The WorldGenWeb Project is a non-profit, volunteer-based organization dedicated to providing genealogical and historical records and resources for world-wide access. It was created in 1996 in an effort to answer the growing needs of genealogists world-wide who were trying to research their ancestors online. The goal was to have every country in the world represented by an online website and hosted by researchers who either live in their own country or who are familiar with their country's resources.
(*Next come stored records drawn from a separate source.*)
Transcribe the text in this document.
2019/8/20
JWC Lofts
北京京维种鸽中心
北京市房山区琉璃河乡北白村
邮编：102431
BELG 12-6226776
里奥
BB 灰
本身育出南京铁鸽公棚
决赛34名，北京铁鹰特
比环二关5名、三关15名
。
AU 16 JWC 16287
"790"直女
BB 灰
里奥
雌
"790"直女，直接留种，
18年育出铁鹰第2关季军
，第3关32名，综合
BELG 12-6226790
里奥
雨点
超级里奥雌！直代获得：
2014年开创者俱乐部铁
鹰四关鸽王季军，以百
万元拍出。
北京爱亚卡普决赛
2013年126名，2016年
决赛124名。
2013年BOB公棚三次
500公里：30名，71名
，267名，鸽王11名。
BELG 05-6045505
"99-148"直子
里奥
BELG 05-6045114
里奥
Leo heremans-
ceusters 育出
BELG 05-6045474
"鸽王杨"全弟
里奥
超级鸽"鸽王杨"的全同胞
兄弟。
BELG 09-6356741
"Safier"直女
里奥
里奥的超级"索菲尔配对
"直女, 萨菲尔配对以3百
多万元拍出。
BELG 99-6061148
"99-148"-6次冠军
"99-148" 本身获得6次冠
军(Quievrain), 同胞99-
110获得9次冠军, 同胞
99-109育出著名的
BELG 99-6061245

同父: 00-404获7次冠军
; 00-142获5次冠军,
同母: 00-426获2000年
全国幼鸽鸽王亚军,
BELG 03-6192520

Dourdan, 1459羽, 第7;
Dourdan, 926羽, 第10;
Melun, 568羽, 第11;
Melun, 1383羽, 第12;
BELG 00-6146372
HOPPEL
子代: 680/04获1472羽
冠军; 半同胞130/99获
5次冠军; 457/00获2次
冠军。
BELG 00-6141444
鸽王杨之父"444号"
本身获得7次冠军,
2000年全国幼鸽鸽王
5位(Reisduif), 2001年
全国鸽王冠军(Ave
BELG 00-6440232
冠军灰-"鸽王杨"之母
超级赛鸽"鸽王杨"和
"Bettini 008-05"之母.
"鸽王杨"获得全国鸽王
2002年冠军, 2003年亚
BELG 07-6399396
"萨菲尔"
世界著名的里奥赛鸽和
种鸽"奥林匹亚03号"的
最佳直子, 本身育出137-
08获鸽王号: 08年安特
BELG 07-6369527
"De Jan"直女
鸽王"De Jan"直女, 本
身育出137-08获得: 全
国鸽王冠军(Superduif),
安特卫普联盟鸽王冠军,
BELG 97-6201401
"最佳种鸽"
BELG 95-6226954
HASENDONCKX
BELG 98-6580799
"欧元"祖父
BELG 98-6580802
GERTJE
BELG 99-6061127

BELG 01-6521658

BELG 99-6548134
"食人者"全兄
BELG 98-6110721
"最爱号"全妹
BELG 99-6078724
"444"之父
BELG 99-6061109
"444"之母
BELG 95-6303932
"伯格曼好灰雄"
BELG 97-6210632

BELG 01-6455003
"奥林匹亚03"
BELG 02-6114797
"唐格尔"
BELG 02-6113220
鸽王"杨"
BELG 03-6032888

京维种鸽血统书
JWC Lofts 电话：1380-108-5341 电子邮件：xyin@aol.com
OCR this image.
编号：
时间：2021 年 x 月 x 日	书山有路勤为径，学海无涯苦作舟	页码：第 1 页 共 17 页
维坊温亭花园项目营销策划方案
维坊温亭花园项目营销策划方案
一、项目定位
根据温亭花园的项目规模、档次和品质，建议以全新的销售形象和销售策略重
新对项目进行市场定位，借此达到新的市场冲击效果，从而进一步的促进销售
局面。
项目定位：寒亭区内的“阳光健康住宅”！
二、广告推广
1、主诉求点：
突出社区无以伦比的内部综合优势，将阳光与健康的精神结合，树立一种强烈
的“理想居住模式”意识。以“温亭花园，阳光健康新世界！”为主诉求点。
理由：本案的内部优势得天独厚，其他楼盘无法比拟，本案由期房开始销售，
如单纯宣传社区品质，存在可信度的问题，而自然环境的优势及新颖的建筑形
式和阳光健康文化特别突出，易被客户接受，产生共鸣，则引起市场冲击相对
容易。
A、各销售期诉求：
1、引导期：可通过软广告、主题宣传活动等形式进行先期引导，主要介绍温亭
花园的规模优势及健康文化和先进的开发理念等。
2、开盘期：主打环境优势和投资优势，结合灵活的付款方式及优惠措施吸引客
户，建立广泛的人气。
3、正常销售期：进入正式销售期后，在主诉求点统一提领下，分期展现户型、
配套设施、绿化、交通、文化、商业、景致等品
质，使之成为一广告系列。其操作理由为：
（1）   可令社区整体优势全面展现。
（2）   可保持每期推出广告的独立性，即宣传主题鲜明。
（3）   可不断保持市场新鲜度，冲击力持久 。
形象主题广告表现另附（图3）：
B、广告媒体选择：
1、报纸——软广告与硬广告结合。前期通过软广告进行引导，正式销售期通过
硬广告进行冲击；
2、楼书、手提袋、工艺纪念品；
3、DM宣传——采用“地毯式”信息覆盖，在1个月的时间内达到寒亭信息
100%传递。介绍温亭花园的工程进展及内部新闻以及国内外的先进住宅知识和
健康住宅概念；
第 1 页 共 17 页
The OntarioGenWeb was created in February 1997 as part of the CanadaGenWeb Project. The OntarioGenWeb specialized in the how and where - how to research and where to find research resources for and in Ontario. It is a run through volunteers, and can help you trace your family tree. Also visit the CanadaGenWeb Cemetery Project.
CanadaGebWeb`s Cemetery Project debuted in 2004 as a volunteer project and it offers a free and searchable listing of over 18,000 known Canadian cemeteries. It can help locate within a Canadian cemetery the name, location, history and where research materials can be located on an individual. Cemeteries, besides being a lasting memorial, are a valuable research tool for genealogists, family history buffs, and historians.
First printed in 1831 as the Democratic Free Press, the Detroit Free Press has a long history. The paper has been a significant and noteworthy source of news, both domestically and globally, all from the unique perspective of Detroit. They are now offering additional coverage of their newspaper; previously from 1831-1922, you can now search from 1923-1999. This could be a useful resources as the Windsor area historically has many connections to Detroit.
The Anglican Diocese of Ontario Archives has extensive holdings or records from the Anglican parishes of this diocese, including parish registers of baptisms, confirmations, marriages, burials, and more. These holdings are very useful for researching parish histories and preparing for anniversary celebrations. Their main genealogical finding aid is their Computer Index Database of Surnames which is an index of surnames; it must consult a registered baptism to view the full record.